Louise Williams, Pontianak, West Kalimantan – Dayak tribal leaders have sent out the so-called "red cup" of war across Kalimantan and say a peace pact between the tribal "head-hunters" and migrant workers will not hold, according to a Dayak source.
A Government-sponsored peace ceremony held in the provincial capital, Pontianak, yesterday was marred by a new outbreak of violence 50 kilometres to the north. Reports reaching the city estimate at least 20 more people were killed overnight in the ongoing ethnic war.
The Indonesian armed forces have acknowledged an increase in the official death toll to 300 for the three months of fighting between the Dayaks - the indigenous tribes of Indonesian-controlled Kalimantan - and Muslim migrants from Madura Island in eastern Indonesia. However, Indonesia's National Human Rights Commission is investigating reports that large numbers of Madurans remain missing following attacks on their communities.
Local people say hundreds of Madurans have fled into the forest pursued by Dayak war parties armed with traditional weapons and practising the ceremonial severing of their victims' heads, cannibalism of the hearts and flesh and drinking of their blood.
The Dayak source said jungle couriers were passing the "red cup" of war from one tribal community to another and calling for support from across the four provinces of Kalimantan.
The cup is actually white but is filled with blood to symbolise war. Matches, symbolising light, a feather to help the warrior fly like a bird and a palm frond to symbolise shelter from the tropical rain are then dipped in the cup of blood.
"The reconciliation of the two ethnic groups is only at the top level, it never touches the people at the grassroots," the Dayak source said.
The peace ceremony in Pontianak yesterday brought together leaders of the Maduran and Dayak communities, who pledged to refer future disputes to the police.
However, most local people believe the ceremony can do little to end the horrifying wave of ethnic cleansing in the isolated villages and remote forests beyond the capital.

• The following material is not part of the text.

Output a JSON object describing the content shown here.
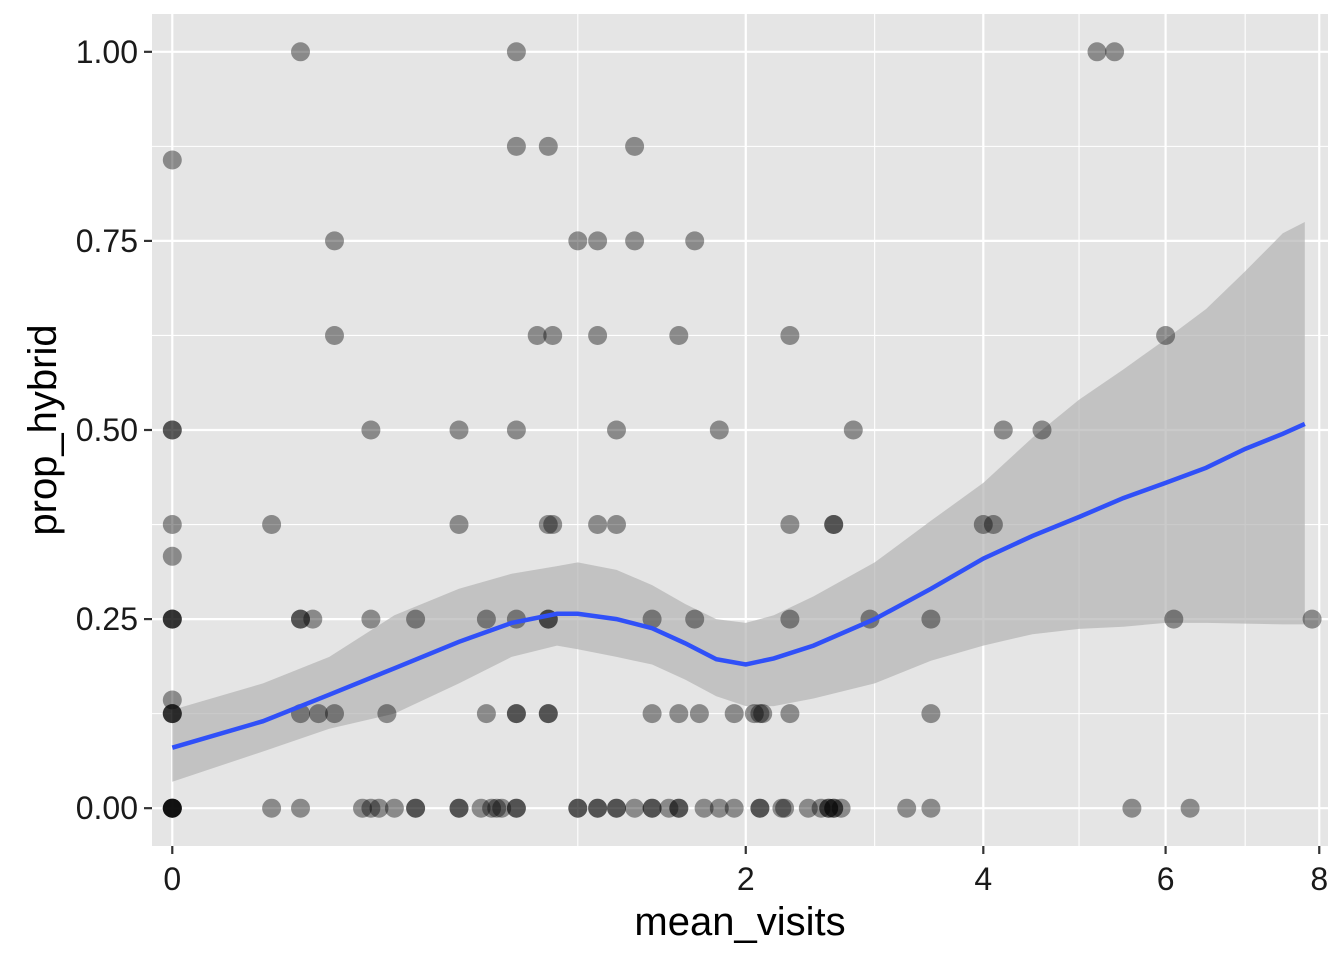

The source said the 1 million or so Dayaks had good solidarity and would continue to attack anyone who tried to block their path, including the armed forces. Dayaks are believed to be in control of the key inland highway where they have established roadblocks to search for Madurans.
Despite reinforcements of 3,000 troops, local people say the armed forces are outnumbered in many trouble spots and can do little more than attempt to protect pockets of Maduran refugees. The military yesterday ordered Western journalists in West Kalimantan to remain within the provincial capital.
A convoy of troops was sent north overnight to the most recent trouble spot of Sungaikunyit, on the north coast, where a large party of Dayaks had gathered from surrounding villages.
The Dayak source said the bloody campaign was motivated by the tradition of "payback". He said Maduran migrants had taken over the Dayaks' land, had better access to political power, were treated favourably by police in disputes and were rarely punished for past attacks on Dayaks.
The Indonesian Government does not recognise the concept of land rights for its indigenous people, and large areas of territory formerly controlled by isolated tribes have been converted into timber, rubber and palm oil estates, or allocated to foreign mining companies.
The Dayaks were traditionally shifting cultivators who lived hidden from the rest of the world in the towering rainforests of Kalimantan. They believe in the spirits of the land and had little contact with the outside world prior to the building of roads into the interior about 20 years ago.
Development policies have had a devastating impact on their subsistence farming methods but they have been given no alternative skills to compensate for displacement from their land.